Twenty-somethings, children with their mothers, teenagers and elderly couples are carried away by the music, with no one seeming surprised by the moves of others.
From experimental jazz pieces and smooth Egyptian hip-hop to the more familiar pulse of cumbias crossed with a touch of electronic, people dance to it all.
The party was organized by the Nueva Red de Bailadores or NRB (New Network of Dancers), a collective that aims to create spaces where people can gather to dance freely.
There’s no cover charge, no booze, and no pressure to do the "right” moves.
The collective began nine years ago as a simple gathering of friends dancing freely in an apartment.
As word spread, their numbers swelled from 20 to 50, then more than 100, so they had to move to a park.
"The New Network of Dancers is (a community) of philosophy and action,” said Axel Martínez, one of the collective’s founders.
Building on its network of contacts, it has organized some 300 dancing sessions in ever more striking and unexpected spaces, such as old factories and gardens.
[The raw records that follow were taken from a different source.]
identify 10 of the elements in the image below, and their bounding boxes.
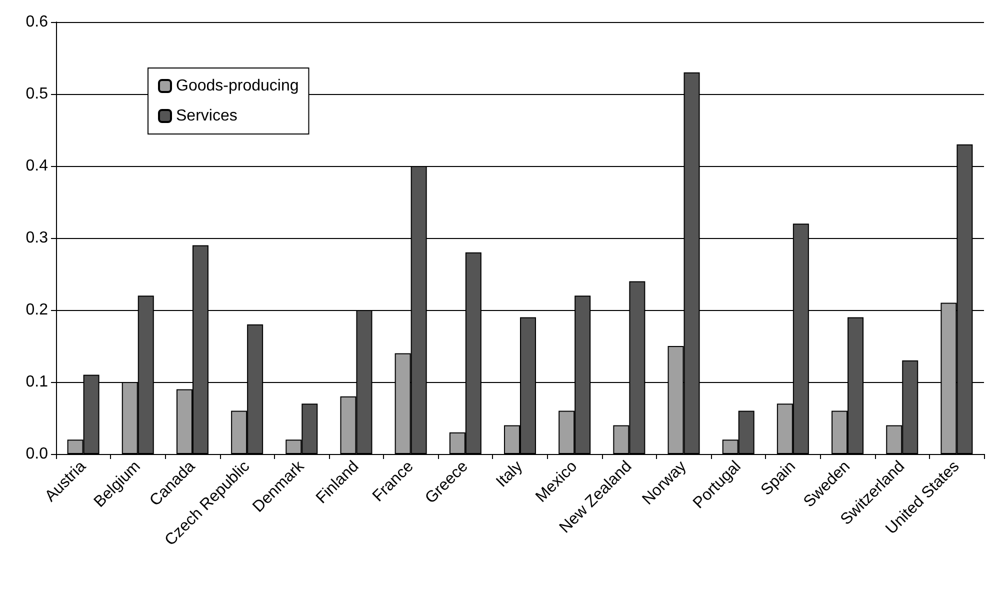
legend-label: Goods-producing [176, 78, 299, 94]
y-tick-label: 0.6 [26, 14, 48, 30]
y-tick-label: 0.5 [26, 86, 48, 102]
x-tick-label: Italy [493, 458, 526, 491]
y-tick-label: 0.0 [26, 446, 48, 462]
legend-label: Services [176, 108, 238, 124]
y-tick-label: 0.1 [26, 374, 48, 390]
y-tick-label: 0.4 [26, 158, 48, 174]
y-tick-label: 0.3 [26, 230, 48, 246]
y-tick-label: 0.2 [26, 302, 48, 318]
The latest NRB party featured two dance floors, one inside and one outside the pavilion, both areas filled with joy and lightness.
As organizers pointed out, their parties forgo police and security, fostering a sense of collective care where attendees look out for one another.
While social media videos and posts have played a role in promoting the dance parties, word-of-mouth has been key to make them so popular.